The wild card is that sports leagues and teams have such close, symbiotic relationships with TV entities – in some cases including part ownership – that it is in everyone’s best interests to work together and figure things out.
The streaming service DAZN, which in the United States mostly carries boxing and mixed martial arts, has begun withholding rights fees. But other outlets have held off for now.
As for distributors, “We are reviewing our contractual relationships with the various networks we carry as we continue to monitor the situation,” an Altice spokeswoman said.
Erin McPherson, head of consumer content and partnerships at Verizon, recently told The New York Times, “We don’t want to charge our customers for content they aren’t watching and receiving. Whether that is going to be in the form of a refund or discontinued billing, we are looking at all of those options right now.”
But, she added, “We need the broadcasters and RSNs, and the leagues, to cooperate with that approach.”
That dynamic still is unfolding. Like everything else about the fallout from the virus, where it goes is unknowable.
Greenfield said New York-area consumers are in a particularly challenging position, given the costs associated with having three RSNs as well as national outlets clogging their bills.
But when this is over, the march of the cable un-bundlers might pick up pace.
“Right now, my guess is that cord-cutting is very low because you’re stuck at home and no one wants an installer coming to their house,” Greenfield said.
“On the other end of this in 2021 I think you’ll see record levels of cord cutting because of the sheer fact of being in a recession and the sheer fact that people have learned how compelling all of these streaming services are, not to mention there are a host of new streaming services launching.”

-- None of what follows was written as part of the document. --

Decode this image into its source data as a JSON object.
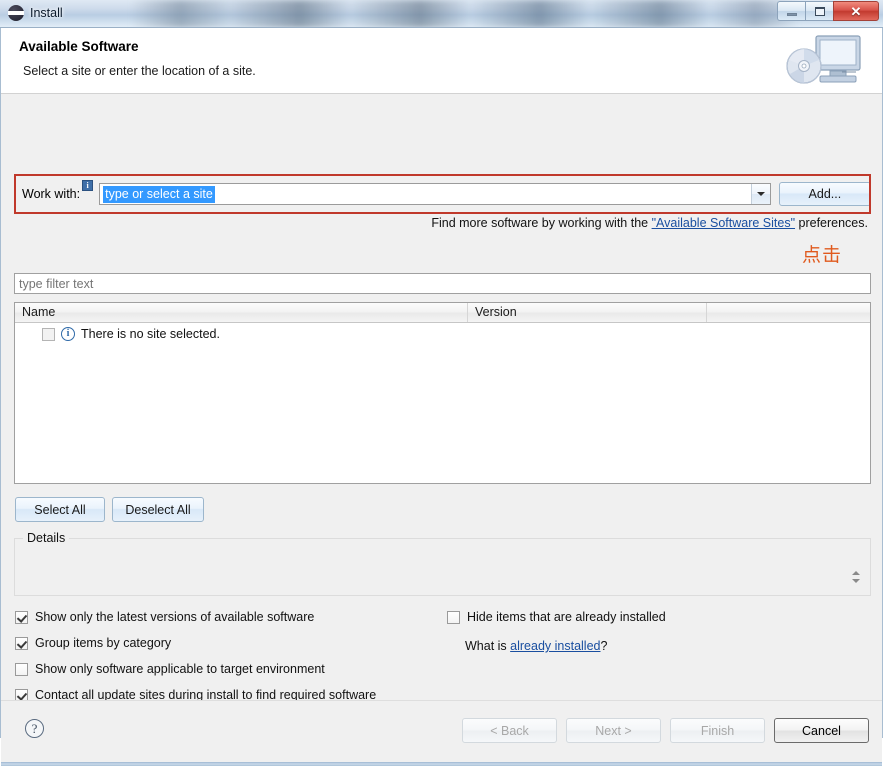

Sports streaming services, such as ESPN+, also are beginning to mature, so cord-cutters need not do without sports entirely.
Then again, at some point even the non-sports programming people currently are enjoying will dry up.
“We’ve never seen so many parts of the entertainment business effectively shut down,” Greenfield said. “Heck, in another month there will be almost nothing new on television.
“Unless it was shot earlier, it’s not coming out. There’s going to be very, very little left.”